# 随机森林

## 1.创建对象

In [2]:
from pyspark.sql import SparkSession
spark = SparkSession.builder.appName('random_forest').getOrCreate()

## 2.读取数据集

In [3]:
df = spark.read.csv('data/affairs.csv', inferSchema=True, header=True)
df

DataFrame[rate_marriage: int, age: double, yrs_married: double, children: double, religious: int, affairs: int]

## 3.数据分析

In [4]:
print((df.count(), len(df.columns)))

(6366, 6)


In [5]:
df.printSchema()

root
 |-- rate_marriage: integer (nullable = true)
 |-- age: double (nullable = true)
 |-- yrs_married: double (nullable = true)
 |-- children: double (nullable = true)
 |-- religious: integer (nullable = true)
 |-- affairs: integer (nullable = true)



In [6]:
df.show(5)

+-------------+----+-----------+--------+---------+-------+
|rate_marriage| age|yrs_married|children|religious|affairs|
+-------------+----+-----------+--------+---------+-------+
|            5|32.0|        6.0|     1.0|        3|      0|
|            4|22.0|        2.5|     0.0|        2|      0|
|            3|32.0|        9.0|     3.0|        3|      1|
|            3|27.0|       13.0|     3.0|        1|      1|
|            4|22.0|        2.5|     0.0|        1|      1|
+-------------+----+-----------+--------+---------+-------+
only showing top 5 rows



In [7]:
df.describe().select('summary','rate_marriage','age','yrs_married', 'children', 'religious').show()

+-------+------------------+------------------+-----------------+------------------+------------------+
|summary|     rate_marriage|               age|      yrs_married|          children|         religious|
+-------+------------------+------------------+-----------------+------------------+------------------+
|  count|              6366|              6366|             6366|              6366|              6366|
|   mean| 4.109644989004084|29.082862079798932| 9.00942507068803|1.3968740182218033|2.4261702796104303|
| stddev|0.9614295945655025| 6.847881883668817|7.280119972766412| 1.433470828560344|0.8783688402641785|
|    min|                 1|              17.5|              0.5|               0.0|                 1|
|    max|                 5|              42.0|             23.0|               5.5|                 4|
+-------+------------------+------------------+-----------------+------------------+------------------+



In [8]:
df.groupBy('affairs').count().show()

+-------+-----+
|affairs|count|
+-------+-----+
|      1| 2053|
|      0| 4313|
+-------+-----+



In [9]:
df.groupBy('rate_marriage').count().show()

+-------------+-----+
|rate_marriage|count|
+-------------+-----+
|            1|   99|
|            3|  993|
|            5| 2684|
|            4| 2242|
|            2|  348|
+-------------+-----+



In [10]:
df.groupBy('affairs','rate_marriage').count().orderBy('rate_marriage','affairs','count', ascending=True).show()

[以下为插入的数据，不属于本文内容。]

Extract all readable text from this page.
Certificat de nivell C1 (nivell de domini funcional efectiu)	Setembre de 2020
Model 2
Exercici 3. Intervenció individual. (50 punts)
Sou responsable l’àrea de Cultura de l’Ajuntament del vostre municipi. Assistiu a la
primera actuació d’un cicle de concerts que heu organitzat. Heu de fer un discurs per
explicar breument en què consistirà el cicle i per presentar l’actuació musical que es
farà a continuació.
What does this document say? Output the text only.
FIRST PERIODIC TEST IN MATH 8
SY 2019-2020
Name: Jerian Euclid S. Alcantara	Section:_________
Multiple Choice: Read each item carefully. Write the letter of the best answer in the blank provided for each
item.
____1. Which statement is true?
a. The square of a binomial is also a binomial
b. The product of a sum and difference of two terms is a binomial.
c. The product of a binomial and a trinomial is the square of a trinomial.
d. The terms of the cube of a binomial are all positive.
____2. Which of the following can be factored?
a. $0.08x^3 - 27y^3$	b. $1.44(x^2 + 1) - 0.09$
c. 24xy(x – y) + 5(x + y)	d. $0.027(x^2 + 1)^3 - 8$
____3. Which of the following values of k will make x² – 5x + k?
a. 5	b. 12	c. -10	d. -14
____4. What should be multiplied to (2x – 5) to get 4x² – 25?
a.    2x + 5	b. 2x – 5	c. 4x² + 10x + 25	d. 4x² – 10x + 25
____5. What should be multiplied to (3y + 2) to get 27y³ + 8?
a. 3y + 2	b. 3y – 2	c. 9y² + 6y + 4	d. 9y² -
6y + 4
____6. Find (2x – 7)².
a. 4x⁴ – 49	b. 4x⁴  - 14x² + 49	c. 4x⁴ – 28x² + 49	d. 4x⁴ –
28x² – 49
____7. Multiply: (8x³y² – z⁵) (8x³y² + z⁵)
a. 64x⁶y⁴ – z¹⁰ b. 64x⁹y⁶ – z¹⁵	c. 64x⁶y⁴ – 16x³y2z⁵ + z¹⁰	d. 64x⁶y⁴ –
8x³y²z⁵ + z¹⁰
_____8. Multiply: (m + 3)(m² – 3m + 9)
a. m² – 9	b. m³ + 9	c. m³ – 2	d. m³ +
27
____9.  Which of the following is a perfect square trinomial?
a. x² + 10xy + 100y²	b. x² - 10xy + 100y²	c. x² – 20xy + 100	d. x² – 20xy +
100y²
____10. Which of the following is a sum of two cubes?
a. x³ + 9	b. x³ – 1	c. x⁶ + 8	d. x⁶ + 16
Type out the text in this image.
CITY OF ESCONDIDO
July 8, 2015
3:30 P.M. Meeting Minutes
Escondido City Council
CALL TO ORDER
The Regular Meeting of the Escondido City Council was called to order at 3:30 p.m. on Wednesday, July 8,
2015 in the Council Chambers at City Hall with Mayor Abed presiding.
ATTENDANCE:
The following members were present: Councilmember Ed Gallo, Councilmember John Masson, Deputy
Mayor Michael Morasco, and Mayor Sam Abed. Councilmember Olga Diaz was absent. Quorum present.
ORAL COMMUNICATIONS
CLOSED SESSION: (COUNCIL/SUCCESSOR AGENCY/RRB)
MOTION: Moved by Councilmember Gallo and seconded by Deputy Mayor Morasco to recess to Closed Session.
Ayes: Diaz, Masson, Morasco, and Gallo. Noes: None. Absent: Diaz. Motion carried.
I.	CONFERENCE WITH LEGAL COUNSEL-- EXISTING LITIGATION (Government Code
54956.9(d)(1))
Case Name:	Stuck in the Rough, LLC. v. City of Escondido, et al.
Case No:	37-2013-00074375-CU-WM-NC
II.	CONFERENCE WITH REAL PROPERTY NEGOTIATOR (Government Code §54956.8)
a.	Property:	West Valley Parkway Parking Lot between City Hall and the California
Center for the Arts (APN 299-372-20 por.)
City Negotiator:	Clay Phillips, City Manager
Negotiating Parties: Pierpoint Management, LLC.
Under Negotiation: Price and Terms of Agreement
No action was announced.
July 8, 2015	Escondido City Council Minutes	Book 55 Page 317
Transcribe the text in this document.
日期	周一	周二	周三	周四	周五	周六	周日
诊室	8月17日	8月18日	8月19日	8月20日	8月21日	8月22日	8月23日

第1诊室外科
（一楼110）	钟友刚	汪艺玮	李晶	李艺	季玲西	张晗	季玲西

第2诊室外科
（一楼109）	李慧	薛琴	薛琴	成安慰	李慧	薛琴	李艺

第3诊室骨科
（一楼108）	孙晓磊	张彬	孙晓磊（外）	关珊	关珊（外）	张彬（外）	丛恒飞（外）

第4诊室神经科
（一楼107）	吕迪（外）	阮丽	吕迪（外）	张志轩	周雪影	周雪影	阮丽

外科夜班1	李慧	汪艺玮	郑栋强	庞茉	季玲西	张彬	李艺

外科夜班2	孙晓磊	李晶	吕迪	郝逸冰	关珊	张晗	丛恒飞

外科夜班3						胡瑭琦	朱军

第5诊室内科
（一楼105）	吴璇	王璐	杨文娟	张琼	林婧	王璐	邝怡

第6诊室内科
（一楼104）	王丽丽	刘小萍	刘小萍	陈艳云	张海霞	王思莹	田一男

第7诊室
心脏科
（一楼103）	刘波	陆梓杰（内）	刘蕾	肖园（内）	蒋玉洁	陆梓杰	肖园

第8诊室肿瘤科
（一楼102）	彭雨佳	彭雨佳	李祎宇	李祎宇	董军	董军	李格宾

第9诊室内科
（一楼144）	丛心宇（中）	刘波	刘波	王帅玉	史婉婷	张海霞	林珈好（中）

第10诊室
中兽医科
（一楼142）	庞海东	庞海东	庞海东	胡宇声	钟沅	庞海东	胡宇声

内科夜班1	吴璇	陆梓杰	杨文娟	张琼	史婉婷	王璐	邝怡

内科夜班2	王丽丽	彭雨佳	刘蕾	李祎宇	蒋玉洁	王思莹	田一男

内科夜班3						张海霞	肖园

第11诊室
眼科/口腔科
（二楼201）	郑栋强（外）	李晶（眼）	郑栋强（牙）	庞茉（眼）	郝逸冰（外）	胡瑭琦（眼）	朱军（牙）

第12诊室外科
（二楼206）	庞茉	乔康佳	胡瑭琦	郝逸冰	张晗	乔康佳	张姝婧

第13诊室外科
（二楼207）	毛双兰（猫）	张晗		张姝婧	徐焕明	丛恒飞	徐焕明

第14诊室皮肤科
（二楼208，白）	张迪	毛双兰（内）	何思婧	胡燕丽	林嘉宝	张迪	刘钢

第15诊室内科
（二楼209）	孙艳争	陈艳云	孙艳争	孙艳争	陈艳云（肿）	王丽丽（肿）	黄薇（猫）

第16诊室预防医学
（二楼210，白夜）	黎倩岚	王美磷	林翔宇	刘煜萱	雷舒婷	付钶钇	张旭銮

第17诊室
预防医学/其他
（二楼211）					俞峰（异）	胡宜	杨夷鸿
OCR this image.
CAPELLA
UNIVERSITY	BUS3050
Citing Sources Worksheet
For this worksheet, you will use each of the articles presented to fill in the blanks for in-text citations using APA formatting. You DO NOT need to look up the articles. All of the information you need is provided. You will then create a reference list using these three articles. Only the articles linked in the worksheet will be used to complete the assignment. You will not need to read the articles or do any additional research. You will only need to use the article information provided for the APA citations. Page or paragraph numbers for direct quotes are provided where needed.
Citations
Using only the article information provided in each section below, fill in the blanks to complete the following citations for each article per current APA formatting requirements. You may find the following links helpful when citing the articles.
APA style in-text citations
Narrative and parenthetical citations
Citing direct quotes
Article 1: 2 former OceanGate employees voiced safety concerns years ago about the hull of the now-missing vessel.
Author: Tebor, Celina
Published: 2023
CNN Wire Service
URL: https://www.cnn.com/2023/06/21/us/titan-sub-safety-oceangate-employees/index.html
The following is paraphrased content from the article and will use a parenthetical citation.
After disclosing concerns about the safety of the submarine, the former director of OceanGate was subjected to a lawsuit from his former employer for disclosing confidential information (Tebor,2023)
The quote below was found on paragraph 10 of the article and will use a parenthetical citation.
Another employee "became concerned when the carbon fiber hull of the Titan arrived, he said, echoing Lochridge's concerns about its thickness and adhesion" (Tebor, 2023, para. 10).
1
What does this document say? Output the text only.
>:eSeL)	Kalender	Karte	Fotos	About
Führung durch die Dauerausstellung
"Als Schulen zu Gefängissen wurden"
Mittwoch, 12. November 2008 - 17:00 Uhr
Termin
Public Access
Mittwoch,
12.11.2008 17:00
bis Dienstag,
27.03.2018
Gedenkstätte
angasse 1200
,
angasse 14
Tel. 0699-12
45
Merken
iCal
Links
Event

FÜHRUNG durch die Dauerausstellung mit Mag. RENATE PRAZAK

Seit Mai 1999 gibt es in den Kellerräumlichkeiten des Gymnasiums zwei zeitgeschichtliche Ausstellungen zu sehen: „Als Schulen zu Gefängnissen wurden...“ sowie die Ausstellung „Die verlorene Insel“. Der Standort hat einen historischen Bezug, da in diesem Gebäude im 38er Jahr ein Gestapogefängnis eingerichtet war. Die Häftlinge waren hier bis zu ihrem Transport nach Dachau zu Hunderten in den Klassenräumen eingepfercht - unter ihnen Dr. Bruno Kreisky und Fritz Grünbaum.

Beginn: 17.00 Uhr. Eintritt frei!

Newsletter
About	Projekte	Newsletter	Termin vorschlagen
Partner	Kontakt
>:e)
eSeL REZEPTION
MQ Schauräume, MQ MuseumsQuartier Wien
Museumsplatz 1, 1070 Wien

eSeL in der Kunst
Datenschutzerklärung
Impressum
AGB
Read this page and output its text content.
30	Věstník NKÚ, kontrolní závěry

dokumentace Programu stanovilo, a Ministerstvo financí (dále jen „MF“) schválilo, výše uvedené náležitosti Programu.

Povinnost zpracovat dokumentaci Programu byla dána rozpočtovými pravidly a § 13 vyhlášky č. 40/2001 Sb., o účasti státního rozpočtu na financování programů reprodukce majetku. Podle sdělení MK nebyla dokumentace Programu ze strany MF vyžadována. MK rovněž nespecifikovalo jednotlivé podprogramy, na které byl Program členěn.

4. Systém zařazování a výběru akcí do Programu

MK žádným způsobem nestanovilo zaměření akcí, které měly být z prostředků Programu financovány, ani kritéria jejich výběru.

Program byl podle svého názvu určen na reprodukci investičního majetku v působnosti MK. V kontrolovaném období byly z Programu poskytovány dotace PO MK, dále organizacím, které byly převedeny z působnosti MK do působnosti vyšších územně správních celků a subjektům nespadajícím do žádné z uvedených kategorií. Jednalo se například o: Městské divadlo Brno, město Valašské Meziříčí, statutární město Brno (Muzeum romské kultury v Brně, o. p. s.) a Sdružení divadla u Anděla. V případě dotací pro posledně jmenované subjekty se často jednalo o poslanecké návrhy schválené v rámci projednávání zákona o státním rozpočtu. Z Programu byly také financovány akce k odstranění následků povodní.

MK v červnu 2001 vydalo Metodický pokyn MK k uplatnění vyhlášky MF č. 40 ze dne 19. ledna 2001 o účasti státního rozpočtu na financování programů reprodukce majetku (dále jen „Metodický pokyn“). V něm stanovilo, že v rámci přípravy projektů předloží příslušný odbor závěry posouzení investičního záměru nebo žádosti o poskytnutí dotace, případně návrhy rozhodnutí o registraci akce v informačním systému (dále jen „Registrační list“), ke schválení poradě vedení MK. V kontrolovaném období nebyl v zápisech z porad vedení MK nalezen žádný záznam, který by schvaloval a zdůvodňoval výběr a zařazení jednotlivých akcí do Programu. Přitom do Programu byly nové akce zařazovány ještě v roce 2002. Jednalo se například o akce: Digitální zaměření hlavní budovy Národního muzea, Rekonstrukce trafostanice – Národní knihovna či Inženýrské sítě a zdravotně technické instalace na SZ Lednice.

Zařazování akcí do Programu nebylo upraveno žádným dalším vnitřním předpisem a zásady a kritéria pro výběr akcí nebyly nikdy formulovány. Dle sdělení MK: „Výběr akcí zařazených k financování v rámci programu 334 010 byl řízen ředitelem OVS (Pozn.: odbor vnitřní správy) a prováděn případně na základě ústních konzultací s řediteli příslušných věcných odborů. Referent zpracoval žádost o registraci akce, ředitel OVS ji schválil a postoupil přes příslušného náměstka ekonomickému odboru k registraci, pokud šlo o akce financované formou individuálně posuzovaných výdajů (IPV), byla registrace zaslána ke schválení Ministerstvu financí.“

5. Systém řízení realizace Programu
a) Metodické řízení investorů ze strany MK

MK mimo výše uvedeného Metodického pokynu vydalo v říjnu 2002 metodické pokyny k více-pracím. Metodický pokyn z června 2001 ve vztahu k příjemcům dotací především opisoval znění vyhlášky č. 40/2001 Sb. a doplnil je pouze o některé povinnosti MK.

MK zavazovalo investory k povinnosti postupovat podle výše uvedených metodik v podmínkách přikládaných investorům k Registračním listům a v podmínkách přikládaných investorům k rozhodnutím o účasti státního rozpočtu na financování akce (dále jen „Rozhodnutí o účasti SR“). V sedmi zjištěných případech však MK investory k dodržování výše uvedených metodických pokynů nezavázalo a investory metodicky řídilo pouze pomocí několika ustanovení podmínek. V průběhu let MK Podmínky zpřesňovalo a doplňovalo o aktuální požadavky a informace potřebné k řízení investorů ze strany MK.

+-------+-------------+-----+
|affairs|rate_marriage|count|
+-------+-------------+-----+
|      0|            1|   25|
|      1|            1|   74|
|      0|            2|  127|
|      1|            2|  221|
|      0|            3|  446|
|      1|            3|  547|
|      0|            4| 1518|
|      1|            4|  724|
|      0|            5| 2197|
|      1|            5|  487|
+-------+-------------+-----+



In [11]:
df.groupBy('affairs','religious').count().orderBy('religious','affairs','count', ascending=True).show()

+-------+---------+-----+
|affairs|religious|count|
+-------+---------+-----+
|      0|        1|  613|
|      1|        1|  408|
|      0|        2| 1448|
|      1|        2|  819|
|      0|        3| 1715|
|      1|        3|  707|
|      0|        4|  537|
|      1|        4|  119|
+-------+---------+-----+



In [12]:
df.groupBy('affairs','children').count().orderBy('children','affairs','count', ascending=True).show()

+-------+--------+-----+
|affairs|children|count|
+-------+--------+-----+
|      0|     0.0| 1912|
|      1|     0.0|  502|
|      0|     1.0|  747|
|      1|     1.0|  412|
|      0|     2.0|  873|
|      1|     2.0|  608|
|      0|     3.0|  460|
|      1|     3.0|  321|
|      0|     4.0|  197|
|      1|     4.0|  131|
|      0|     5.5|  124|
|      1|     5.5|   79|
+-------+--------+-----+



In [13]:
df.groupBy('affairs').mean().show()

+-------+------------------+------------------+------------------+------------------+------------------+------------+
|affairs|avg(rate_marriage)|          avg(age)|  avg(yrs_married)|     avg(children)|    avg(religious)|avg(affairs)|
+-------+------------------+------------------+------------------+------------------+------------------+------------+
|      1|3.6473453482708234|30.537018996590355|11.152459814905017|1.7289332683877252| 2.261568436434486|         1.0|
|      0| 4.329700904242986| 28.39067934152562| 7.989334569904939|1.2388128912589844|2.5045212149316023|         0.0|
+-------+------------------+------------------+------------------+------------------+------------------+------------+



## 4.特征工程

In [14]:
from pyspark.ml.feature import VectorAssembler
df_assembler = VectorAssembler(inputCols=['rate_marriage', 'age', 'yrs_married', 'children', 'religious'], outputCol='features')
df = df_assembler.transform(df)
df.printSchema()

root
 |-- rate_marriage: integer (nullable = true)
 |-- age: double (nullable = true)
 |-- yrs_married: double (nullable = true)
 |-- children: double (nullable = true)
 |-- religious: integer (nullable = true)
 |-- affairs: integer (nullable = true)
 |-- features: vector (nullable = true)



In [15]:
df.select(['features','affairs']).show(10, False)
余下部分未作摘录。